Zscaler Releases Zulu, Free URL Risk Analyzer

Zscaler, the leading security solutions provider, released a great free tool that allows even more inexperienced users assess the risks that may hide behind an apparently harmless URL.

The project, called Zulu, its name being inspired by the ancient Zulu warriors represented by a citizens army, is a completely free service launched with the purpose of allowing users to experiment with new, more advanced, detection techniques.

The user interface was designed to be simple, but at the same to provide sufficient information for even the more security savvy customers.

All the user needs to do is input the URL he wants to scan and press a button. After that, the company’s advanced detection engines work to establish the overall ranking, Benign, Suspicious or Malicious.

For more advanced users, the application offers the possibility to set some advanced options, such as User Agent or Referrer, in case malware that is triggered only with certain input variables is encountered.

The results may be simple to read, but they also contain some details of elements that compose the overall score, for users who know what to look for.

So how does Zulu work?

First, the page content is scanned for traces of potentially malicious code, using the proprietary Zscaler algorithms, heuristic tests and public sources. Then, the URL itself is tested against known malicious patterns and public black and white lists.

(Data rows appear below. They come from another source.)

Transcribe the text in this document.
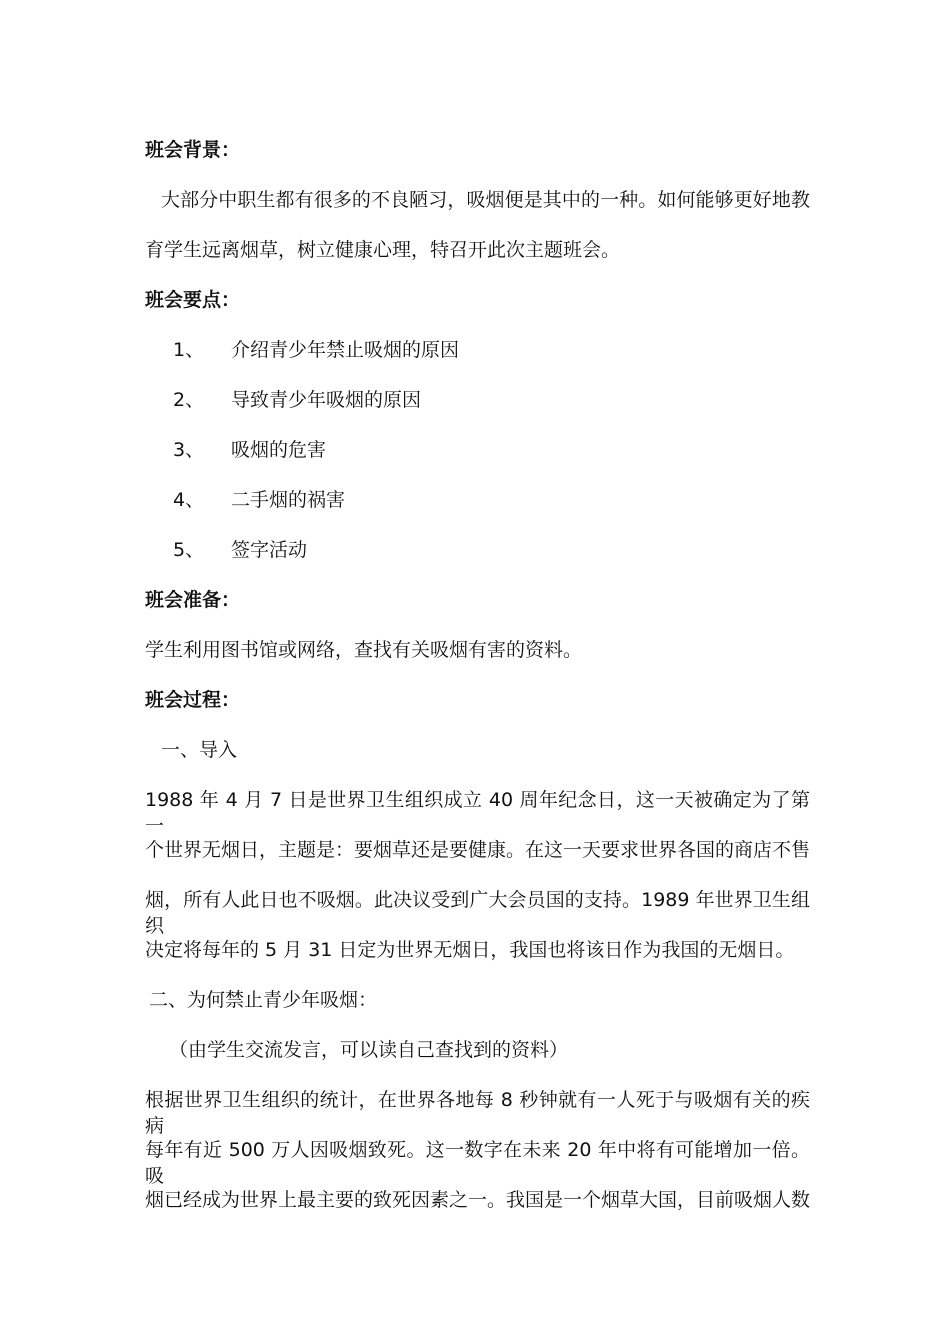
班会背景：
大部分中职生都有很多的不良陋习，吸烟便是其中的一种。如何能够更好地教
育学生远离烟草，树立健康心理，特召开此次主题班会。
班会要点：
1、	介绍青少年禁止吸烟的原因
2、	导致青少年吸烟的原因
3、	吸烟的危害
4、	二手烟的祸害
5、	签字活动
班会准备：
学生利用图书馆或网络，查找有关吸烟有害的资料。
班会过程：
一、导入
1988 年 4 月 7 日是世界卫生组织成立 40 周年纪念日，这一天被确定为了第一
个世界无烟日，主题是：要烟草还是要健康。在这一天要求世界各国的商店不售
烟，所有人此日也不吸烟。此决议受到广大会员国的支持。1989 年世界卫生组织
决定将每年的 5 月 31 日定为世界无烟日，我国也将该日作为我国的无烟日。
二、为何禁止青少年吸烟：
（由学生交流发言，可以读自己查找到的资料）
根据世界卫生组织的统计，在世界各地每 8 秒钟就有一人死于与吸烟有关的疾病
每年有近 500 万人因吸烟致死。这一数字在未来 20 年中将有可能增加一倍。吸
烟已经成为世界上最主要的致死因素之一。我国是一个烟草大国，目前吸烟人数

Finally, the host’s reputation is verified based on its IP address, geographical location and Anonymous System Number (ASN), along with suspicious behaviors it may display.

“With Zulu, we sought to combine our own proprietary scanning techniques, with the great open source intel that is available, to provide a broad view of the overall risk posed by virtually any web resource,” said Michael Sutton, vice president of security research at Zscaler.

“We also look not just at a specific aspect of the resource, but instead, separately focus on determining risk for the content, URL and host separately, which is then combined into an overall risk score.”